Carbon Pricing is ‘Crucial’ to Climate Mitigation
Carbon pricing is a “crucial tool in any cost-effective climate change mitigation strategy,” according to the Intergovernmental Panel on Climate Change (IPCC).
Carbon pricing is a financial mechanism to lower greenhouse gas emissions by incentivizing people and businesses to become more energy efficient. There are several approaches to pricing carbon, such as carbon taxes and emissions trading, that aim to encourage investments in sustainable infrastructure and lower reliance on fossil fuels — the dominant cause of global warming.
Carbon pricing is an effective and efficient mitigation strategy, according to reports from the IPCC and International Monetary Fund (IMF), and is gaining traction around the world. These policies still have a limited presence in the United States but organizations can plan for their inevitability.

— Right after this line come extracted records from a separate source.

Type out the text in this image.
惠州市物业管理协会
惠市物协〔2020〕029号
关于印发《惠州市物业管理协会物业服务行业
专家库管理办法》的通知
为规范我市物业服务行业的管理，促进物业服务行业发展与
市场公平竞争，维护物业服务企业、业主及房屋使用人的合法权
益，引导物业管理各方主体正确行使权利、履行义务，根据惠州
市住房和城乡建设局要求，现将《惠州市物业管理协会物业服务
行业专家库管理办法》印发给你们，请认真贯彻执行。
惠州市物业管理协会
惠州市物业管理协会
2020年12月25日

Twelve U.S. states currently have programs that cap carbon emissions and create a market to sell allowances to companies that exceed the cap. California launched a cap-and-trade system nearly a decade ago; The state’s emissions from sources that are subject to the cap declined 10% in the first five years of the program, the IMF reported. Similarly, the Regional Greenhouse Gas Initiative (RGGI), a collaborative effort among 11 eastern states, enforces a regional cap on emissions from power plants and auctions off allowances. Since its inception in 2005, the 11 states have reduced their collective emissions by more than 50% and raised over $4 billion to invest into local communities, the RGGI says.
Organizational and personal changes we make today can prepare us for future carbon pricing policies. Upgrades to make our homes, transportation, businesses, and purchases more sustainable can help us avoid future cost increases — all while building our capacity for climate resiliency and adaptation.